Note from the Blogger

These mini-reviews are intended to be short recommendations, not full blown literary reviews. Please feel free to add your own comments. -- Tim Drake

Monday, October 21, 2019

Always a River: The Ohio River and the American Experience (1991) Edited By Robert L. Reid


For almost the entirety of my life Lake Michigan was the dominant geographic feature of where I lived – childhood in the Indiana Dunes, and as an adult in Chicago.  When I retired earlier this year, I moved to Golconda, a small town in southern Illinois where the Ohio River reigns as the dominant geographic feature.  My new home is three blocks from the river -- and importantly, on a hill.  I’ve been studying my surroundings ever since I arrived.  Geography is a key part of local history.

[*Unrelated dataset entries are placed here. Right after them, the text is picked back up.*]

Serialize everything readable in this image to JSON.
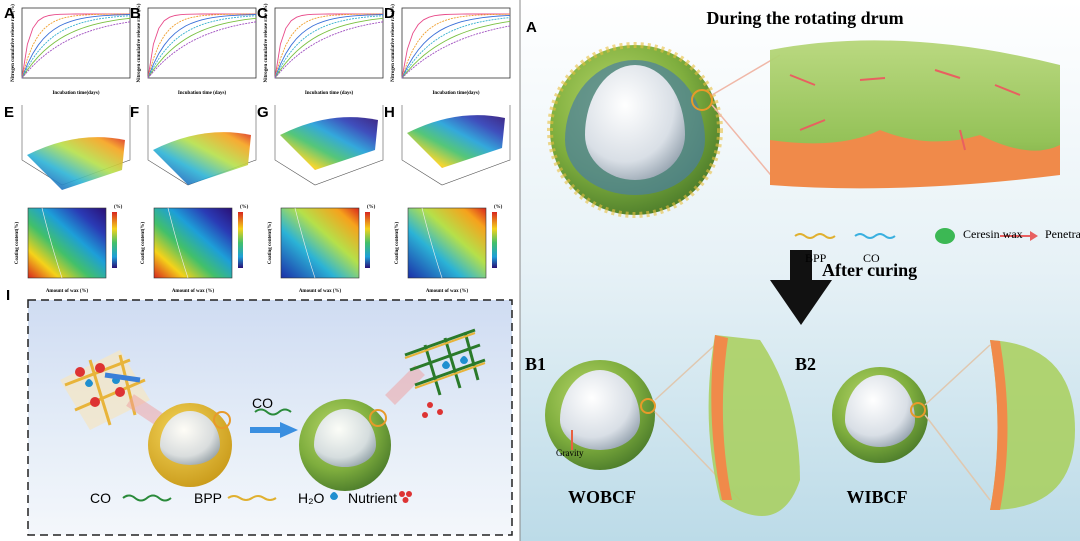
{
  "charts": [
    {
      "label": "A",
      "x_label": "Incubation time(days)",
      "y_label": "Nitrogen cumulative release rate(%)"
    },
    {
      "label": "B",
      "x_label": "Incubation time (days)",
      "y_label": "Nitrogen cumulative release rate (%)"
    },
    {
      "label": "C",
      "x_label": "Incubation time (days)",
      "y_label": "Nitrogen cumulative release rate (%)"
    },
    {
      "label": "D",
      "x_label": "Incubation time(days)",
      "y_label": "Nitrogen cumulative release rate(%)"
    }
  ],
  "surfaces": [
    {
      "label": "E"
    },
    {
      "label": "F"
    },
    {
      "label": "G"
    },
    {
      "label": "H"
    }
  ],
  "contours": {
    "x_label": "Amount of wax (%)",
    "y_label": "Coating content(%)",
    "unit": "(%)"
  },
  "panel_i": {
    "label": "I",
    "arrow_label": "CO",
    "legend": [
      "CO",
      "BPP",
      "H₂O",
      "Nutrient"
    ]
  },
  "panel_a": {
    "label": "A",
    "title": "During the rotating drum",
    "legend": [
      "BPP",
      "CO",
      "Ceresin wax",
      "Penetration direction"
    ],
    "arrow_label": "After curing"
  },
  "panel_b": {
    "b1": "B1",
    "b2": "B2",
    "gravity": "Gravity",
    "name1": "WOBCF",
    "name2": "WIBCF"
  }
}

Golconda, before bridges, was originally an Ohio River ferry-crossing between Illinois and Kentucky.  Later, it became home to Lock and Dam 51, part of the massive infrastructure of the “interior coast” of America.  Since the early 1800s, controlling the navigation of the Ohio and its dozens of tributaries has been a major government concern, the nuts and bolts of which was not known to me.  As I often do, I found a book to help explain it to me. 

The book, Always a River, is edited by Robert Reid, Professor of History Emeritus at the University of Southern Indiana, upriver from Golconda.  The book is a compilation of essays by various experts on topics relating to the Ohio River, which streams from Pittsburgh, to its mouth at Cairo, IL (63 miles downriver from me) where it merges into the Mississippi River.  The essays cover such topics as: Native history; the importance of the river in colonial times (French & Indian Wars, War of 1812, and War of Independence); settlement by European immigrants; early industrialization, coal, salt & clay mining,  coal powered electricity, steelmaking, hydro-energy (the TVA includes the Tennessee River, a tributary of the Ohio), uranium enrichment; and the impact all of that has had on river ecology including its role in acid rain.  Also in the book are parts of Reuben Gold Thwaites’ fun “travelogue” Afloat on the Ohio, which I previously read and blogged back in 2015..

One of the key takeaways I have from this book is the chapter on the changing navigation of the river over the years.  What I never realized (or thought about actually) before is that the Ohio River is not particularly deep – wide, but not deep.  Rainy seasons, and dry seasons, greatly impacted the traffic on the river.  Seasonal changes among other factors led to Congress directing the Army Corps of Engineers to develop and implement a plan to make navigation on the Ohio River possible year-round: clearing snags, dredging, wing dams, canalization (part 1) and deeper & longer canalization (part 2).  Not to mention the changes in shipping: canoes, flat boats, keel boats, steamboats, tugboats & barges.  Sounds boring?  It was actually fascinating to this non-engineer. 

Lock and Dam 51 in Golconda, by-the-way, no longer is.  It was built to handle narrow and short barge traffic.  It, along with Dam 50 (Marion, KY), has been dismantled and replaced by the Smithland Lock & Dam (between Golconda & Brookport), capable of handling longer, heavier, barges.  All that remains of Lock and Dam 51 are a row of houses constructed for its Lockmaster staff. Today, those riverfront houses are available as vacation rentals. 

Recommendation:  Yes, for history buffs.